The Leeds Teaching Hospitals NHS Trust


Blood Cultures

Avoiding blood culture contamination when sampling reduces harm to patients from unnecessary investigations and treatment. It also reduces laboratory work and hospitalization costs. The following standard operating procedures should always be followed to minimize this risk:

When taking blood cultures observe universal precautions to reduce any potential infection risks through needle stick injuries. Wear gloves when obtaining blood samples to protect yourself.

For adolescents and adults 10 - 20 mL of blood is the minimum volume per set (i.e. aerobic and anaerobic bottle) and 1 -2 mL for neonates and young children (use the Paediatric blood culture bottle please).

Blood culture samples needed for suspected diagnosis:

  • Severe bacteraemia or sepsis: take before commencing empirical antibiotic therapy. Minimum one set of cultures but ideally peripheral and central paired cultures if line is present. If clinically permissible collect samples 10 - 20 mins apart.
  • Severe septicaemia (meningitis, osteomyelitis, arthritis, pneumonia) 2 sets of cultures before antibiotic therapy commences.
  • Infective endocarditis: 3 sets of cultures before therapy commences, if antibiotic therapy for infective endocarditis is delayed for 24 hrs collect another 3 sets the next day.
  • Low grade intravascular infection: 3 sets within 24hrs best taken at the start of febrile episodes. Best taken before antibiotic therapy.
  • Febrile episodes: no more than 3 sets cultures over 24hrs. Bacteraemia may be present 1 hr before febrile episodes.
  • Fever of unknown origin: 4 - 6 sets over 48 hrs.


  • Follow the  Pathology Sample Labelling Policy  to prevent delays from rejection of samples due to insufficient details. 
  • The request form should indicate the test requested, and clinical information (e.g. "?Enteric fever after returning from 2 weeks in Mexico". "To start on iv cefotaxime." or "Purpuric rash, shock, ?meningococcaemia. To start cefotaxime" or "Fever of unknown origin. Not on antibiotic therapy").
  • It is essential to indicate if this is a high risk sample and indicate so with Danger of infection stickers.

Which Container does it go in?

This sample should be sent to us in Bactec blood culture bottles.

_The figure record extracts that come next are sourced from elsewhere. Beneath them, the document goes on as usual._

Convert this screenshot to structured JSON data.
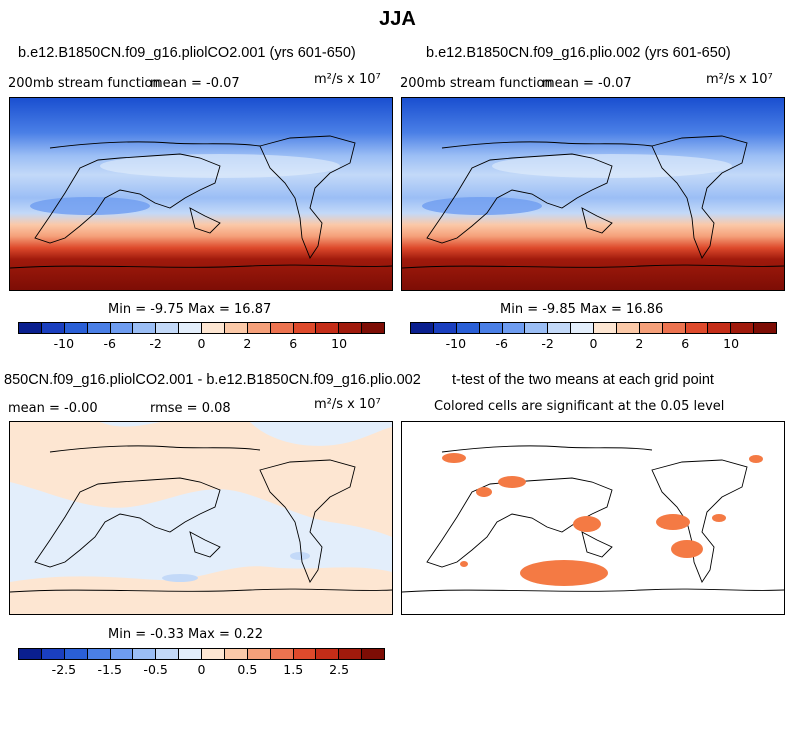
{
  "title": "JJA",
  "panels": {
    "p1": {
      "title": "b.e12.B1850CN.f09_g16.pliolCO2.001 (yrs 601-650)",
      "left_label": "200mb stream function",
      "mean_label": "mean =  -0.07",
      "units": "m²/s x 10⁷",
      "minmax": "Min =  -9.75  Max =  16.87"
    },
    "p2": {
      "title": "b.e12.B1850CN.f09_g16.plio.002 (yrs 601-650)",
      "left_label": "200mb stream function",
      "mean_label": "mean =  -0.07",
      "units": "m²/s x 10⁷",
      "minmax": "Min =  -9.85  Max =  16.86"
    },
    "p3": {
      "title": "850CN.f09_g16.pliolCO2.001 - b.e12.B1850CN.f09_g16.plio.002",
      "mean_label": "mean =  -0.00",
      "rmse_label": "rmse =   0.08",
      "units": "m²/s x 10⁷",
      "minmax": "Min =  -0.33  Max =   0.22"
    },
    "p4": {
      "title": "t-test of the two means at each grid point",
      "subtitle": "Colored cells are significant at the 0.05 level"
    }
  },
  "colorbar_main": {
    "colors": [
      "#0a1f8f",
      "#1a3fbf",
      "#2a5fd6",
      "#4a7fe6",
      "#6e9cf0",
      "#9bbef5",
      "#c3d9f8",
      "#e3eefb",
      "#fde6d2",
      "#fbc9a8",
      "#f5a07a",
      "#ec7350",
      "#de4a2c",
      "#c42d18",
      "#a01a0c",
      "#7d0d05"
    ],
    "tick_labels": [
      "-10",
      "-6",
      "-2",
      "0",
      "2",
      "6",
      "10"
    ]
  },
  "colorbar_diff": {
    "colors": [
      "#0a1f8f",
      "#1a3fbf",
      "#2a5fd6",
      "#4a7fe6",
      "#6e9cf0",
      "#9bbef5",
      "#c3d9f8",
      "#e3eefb",
      "#fde6d2",
      "#fbc9a8",
      "#f5a07a",
      "#ec7350",
      "#de4a2c",
      "#c42d18",
      "#a01a0c",
      "#7d0d05"
    ],
    "tick_labels": [
      "-2.5",
      "-1.5",
      "-0.5",
      "0",
      "0.5",
      "1.5",
      "2.5"
    ]
  },
  "colors": {
    "significant": "#f47a44",
    "coastline": "#000000"
  }
}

For adult blood cultures use a set of 2 culture bottles (anaerobic and aerobic) for each collected blood sample. Red BUFALO blood culture collecting packs available.

For paediatric blood cultures please use a single paediatric blood culture bottle.


  • Blood culture bottles should be transported to the laboratory with minimum delay. NICE guidelines recommends 4 hours from venipuncture to incubation within the laboratory.
  • Blood culture incubators are only present on LGI site so it is essential to transport cultures as soon as they are taken.
  • The bottles can be sent via the air tube system (bottles for mycobacteria SHOULD NOT be sent via the air tube system).
  • If the Air tube system is not working porters should be contacted to transport Blood Cultures to specimen reception as soon as possible
  • If insufficient Pods are available contact 22622 (LGI) or 65100 (SJH) to request additional carriers.


  • Positive blood culture bottles will be reported to you electronically, followed by telephone notification when we can inform you about the presence of presence of potential organisms via a Gram stain.
  • During this phone call we will enquire about the clinical condition of the patient, antibiotics used and we will give advice on antibiotic therapy where appropriate.
  • In most cases positive blood cultures will be followed up with susceptibility and identification results the following day.